1. Create the launch template, compute environments, job queues, and job definitions needed to submit jobs to AWS Batch.
1. (Optional) If requested via a template parameter, create and run a Amazon Lambda-backed custom resource to download several open source proteomic data sets to the FSx Lustre instance.

### 5.2. Cost

There are two types of cost associated with this stack:

- Ongoing charges for data storage, networking, and (optional) SageMaker Notebook Instance usage.
- Per-job charges for EC2 usage and data transfer.

Here are the estimated costs for using the default stack to run [100](https://calculator.aws/#/estimate?id=b1f0310e7266ad45644d3aefaa16f00e11ac1af6) and [5,000](https://calculator.aws/#/estimate?id=8237529417cf8fb38468e6aa8fcf1e6ba9bca527) jobs per month.

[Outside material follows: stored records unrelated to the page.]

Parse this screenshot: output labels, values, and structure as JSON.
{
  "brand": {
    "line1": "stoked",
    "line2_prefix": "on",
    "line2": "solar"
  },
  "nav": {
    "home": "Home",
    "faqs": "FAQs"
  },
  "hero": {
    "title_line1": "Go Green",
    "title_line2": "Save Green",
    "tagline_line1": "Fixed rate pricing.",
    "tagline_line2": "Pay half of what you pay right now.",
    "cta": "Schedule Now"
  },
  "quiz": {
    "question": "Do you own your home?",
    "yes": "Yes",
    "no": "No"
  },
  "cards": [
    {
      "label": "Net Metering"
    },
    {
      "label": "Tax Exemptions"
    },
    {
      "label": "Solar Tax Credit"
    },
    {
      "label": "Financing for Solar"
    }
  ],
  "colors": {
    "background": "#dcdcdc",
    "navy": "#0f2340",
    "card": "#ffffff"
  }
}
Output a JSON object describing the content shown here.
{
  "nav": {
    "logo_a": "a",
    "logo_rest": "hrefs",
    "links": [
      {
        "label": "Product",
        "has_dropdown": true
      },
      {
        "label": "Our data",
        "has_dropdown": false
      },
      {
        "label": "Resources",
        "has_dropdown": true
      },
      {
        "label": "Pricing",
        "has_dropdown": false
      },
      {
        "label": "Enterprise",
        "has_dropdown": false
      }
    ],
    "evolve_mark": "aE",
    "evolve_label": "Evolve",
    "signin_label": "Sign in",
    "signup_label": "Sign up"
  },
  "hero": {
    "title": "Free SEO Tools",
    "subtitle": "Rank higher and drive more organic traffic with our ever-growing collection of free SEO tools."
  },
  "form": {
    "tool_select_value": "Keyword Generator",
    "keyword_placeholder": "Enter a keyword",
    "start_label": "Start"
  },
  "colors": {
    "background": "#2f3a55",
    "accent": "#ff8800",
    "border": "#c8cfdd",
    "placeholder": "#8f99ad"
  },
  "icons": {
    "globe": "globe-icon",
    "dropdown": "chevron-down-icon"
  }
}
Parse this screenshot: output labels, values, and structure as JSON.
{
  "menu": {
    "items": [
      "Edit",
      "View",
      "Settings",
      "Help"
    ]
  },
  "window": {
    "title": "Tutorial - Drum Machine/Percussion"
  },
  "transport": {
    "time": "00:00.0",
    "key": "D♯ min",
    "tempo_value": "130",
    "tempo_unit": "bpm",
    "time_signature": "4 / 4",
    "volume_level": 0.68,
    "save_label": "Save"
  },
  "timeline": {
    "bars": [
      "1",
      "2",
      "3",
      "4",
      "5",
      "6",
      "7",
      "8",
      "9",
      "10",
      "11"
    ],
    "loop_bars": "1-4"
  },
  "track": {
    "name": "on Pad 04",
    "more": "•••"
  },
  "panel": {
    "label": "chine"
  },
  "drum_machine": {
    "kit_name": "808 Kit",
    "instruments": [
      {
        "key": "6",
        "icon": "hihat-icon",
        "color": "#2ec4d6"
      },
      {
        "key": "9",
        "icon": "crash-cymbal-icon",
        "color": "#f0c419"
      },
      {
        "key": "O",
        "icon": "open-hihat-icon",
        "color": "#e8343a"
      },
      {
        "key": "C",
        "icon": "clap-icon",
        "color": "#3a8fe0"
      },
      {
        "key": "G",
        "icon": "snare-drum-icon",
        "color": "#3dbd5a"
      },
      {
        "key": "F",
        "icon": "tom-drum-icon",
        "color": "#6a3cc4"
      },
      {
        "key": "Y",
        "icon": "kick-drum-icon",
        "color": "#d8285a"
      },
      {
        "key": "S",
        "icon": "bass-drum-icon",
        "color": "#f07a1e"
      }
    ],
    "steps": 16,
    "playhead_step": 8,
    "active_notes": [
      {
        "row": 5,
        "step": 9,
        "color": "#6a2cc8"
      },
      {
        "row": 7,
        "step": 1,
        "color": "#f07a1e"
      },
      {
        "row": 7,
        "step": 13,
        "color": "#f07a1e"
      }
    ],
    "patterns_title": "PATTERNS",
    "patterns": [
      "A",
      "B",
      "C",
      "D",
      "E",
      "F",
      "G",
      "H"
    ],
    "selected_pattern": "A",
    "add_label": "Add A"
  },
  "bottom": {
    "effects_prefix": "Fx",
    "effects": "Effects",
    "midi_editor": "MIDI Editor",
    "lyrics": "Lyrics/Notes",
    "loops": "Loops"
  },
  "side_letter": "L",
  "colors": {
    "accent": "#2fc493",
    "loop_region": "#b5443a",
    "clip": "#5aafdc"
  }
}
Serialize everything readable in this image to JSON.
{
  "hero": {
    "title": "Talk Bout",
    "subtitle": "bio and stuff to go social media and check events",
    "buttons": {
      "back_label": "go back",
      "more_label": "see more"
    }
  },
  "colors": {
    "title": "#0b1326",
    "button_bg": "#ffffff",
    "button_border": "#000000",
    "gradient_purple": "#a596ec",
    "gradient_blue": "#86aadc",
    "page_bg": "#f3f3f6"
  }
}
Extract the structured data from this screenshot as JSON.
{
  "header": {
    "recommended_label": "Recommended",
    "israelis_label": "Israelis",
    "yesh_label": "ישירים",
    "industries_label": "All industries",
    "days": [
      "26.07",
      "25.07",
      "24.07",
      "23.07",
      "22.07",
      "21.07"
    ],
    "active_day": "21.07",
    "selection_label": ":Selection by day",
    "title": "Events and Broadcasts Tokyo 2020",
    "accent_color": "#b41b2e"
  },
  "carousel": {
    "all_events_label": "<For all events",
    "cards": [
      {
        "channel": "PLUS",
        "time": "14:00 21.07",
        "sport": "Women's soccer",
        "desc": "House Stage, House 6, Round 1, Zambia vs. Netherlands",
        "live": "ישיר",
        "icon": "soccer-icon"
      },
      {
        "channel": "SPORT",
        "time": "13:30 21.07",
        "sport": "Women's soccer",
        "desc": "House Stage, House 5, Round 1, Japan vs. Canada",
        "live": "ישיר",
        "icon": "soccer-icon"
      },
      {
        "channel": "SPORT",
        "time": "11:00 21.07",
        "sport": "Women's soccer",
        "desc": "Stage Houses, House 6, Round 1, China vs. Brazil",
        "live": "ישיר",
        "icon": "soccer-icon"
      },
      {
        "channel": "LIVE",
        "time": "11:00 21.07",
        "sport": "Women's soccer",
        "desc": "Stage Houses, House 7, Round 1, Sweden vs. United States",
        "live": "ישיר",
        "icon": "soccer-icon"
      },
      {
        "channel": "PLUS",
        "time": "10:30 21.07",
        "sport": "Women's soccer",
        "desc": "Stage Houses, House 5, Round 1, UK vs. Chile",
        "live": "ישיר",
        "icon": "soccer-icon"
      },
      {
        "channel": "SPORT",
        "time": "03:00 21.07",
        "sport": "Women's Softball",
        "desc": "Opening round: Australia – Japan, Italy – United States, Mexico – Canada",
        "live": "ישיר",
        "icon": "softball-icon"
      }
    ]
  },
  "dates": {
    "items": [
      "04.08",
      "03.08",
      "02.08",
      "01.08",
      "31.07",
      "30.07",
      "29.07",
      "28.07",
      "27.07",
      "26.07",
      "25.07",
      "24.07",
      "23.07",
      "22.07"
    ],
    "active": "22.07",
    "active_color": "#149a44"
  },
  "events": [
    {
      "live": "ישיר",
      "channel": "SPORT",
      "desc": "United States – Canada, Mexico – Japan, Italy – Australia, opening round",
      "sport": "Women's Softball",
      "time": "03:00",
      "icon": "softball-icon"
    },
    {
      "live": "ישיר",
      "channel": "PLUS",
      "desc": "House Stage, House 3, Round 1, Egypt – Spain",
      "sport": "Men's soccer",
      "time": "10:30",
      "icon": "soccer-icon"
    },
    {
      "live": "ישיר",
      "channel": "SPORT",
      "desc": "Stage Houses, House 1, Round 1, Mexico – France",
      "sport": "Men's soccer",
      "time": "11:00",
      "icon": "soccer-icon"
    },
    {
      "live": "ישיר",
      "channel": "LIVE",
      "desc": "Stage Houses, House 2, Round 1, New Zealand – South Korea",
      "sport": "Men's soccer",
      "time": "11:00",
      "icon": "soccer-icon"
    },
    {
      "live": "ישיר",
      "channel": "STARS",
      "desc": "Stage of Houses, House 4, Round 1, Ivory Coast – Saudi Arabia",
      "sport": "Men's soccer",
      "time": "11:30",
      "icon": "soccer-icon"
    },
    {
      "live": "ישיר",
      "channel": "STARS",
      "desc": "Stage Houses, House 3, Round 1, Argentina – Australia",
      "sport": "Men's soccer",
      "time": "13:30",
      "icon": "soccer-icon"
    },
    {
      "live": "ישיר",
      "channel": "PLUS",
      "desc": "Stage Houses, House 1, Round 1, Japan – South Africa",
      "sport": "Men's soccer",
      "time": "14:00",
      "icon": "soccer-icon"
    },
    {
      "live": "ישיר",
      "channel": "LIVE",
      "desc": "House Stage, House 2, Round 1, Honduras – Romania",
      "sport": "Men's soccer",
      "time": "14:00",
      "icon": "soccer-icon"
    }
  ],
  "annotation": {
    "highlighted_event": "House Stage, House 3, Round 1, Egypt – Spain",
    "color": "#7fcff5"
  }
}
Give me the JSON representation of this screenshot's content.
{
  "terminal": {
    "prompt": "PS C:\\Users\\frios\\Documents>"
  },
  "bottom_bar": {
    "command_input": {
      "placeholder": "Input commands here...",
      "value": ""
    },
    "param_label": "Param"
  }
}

To minimize costs, set the `MultiAZ` and `LaunchSageMakerNotebook` options to **N** when creating the stack. This will eliminate the intra-region data transfer costs between FSx for Lustre and EC2 as well as the SageMaker Notebook hosting costs.

-----

## 6. FAQ

Q: When deploying the CloudFormation template, I get an error `Embedded stack arn:aws:cloudformation... was not successfully created: The following resource(s) failed to create: [AWSServiceRoleForEC2SpotFleetServiceLinkedRole]`. How can I fix this?

This can happen if the service role has already been created in a previous deployment. Try deleting the `AWSServiceRoleForEC2SpotFleetServiceLinkedRole` in the IAM console and redeploy the Cloud Formation template.

-----

## 7. Security

See [CONTRIBUTING](CONTRIBUTING.md#security-issue-notifications) for more information.

-----

## 8. License

This project is licensed under the Apache-2.0 License.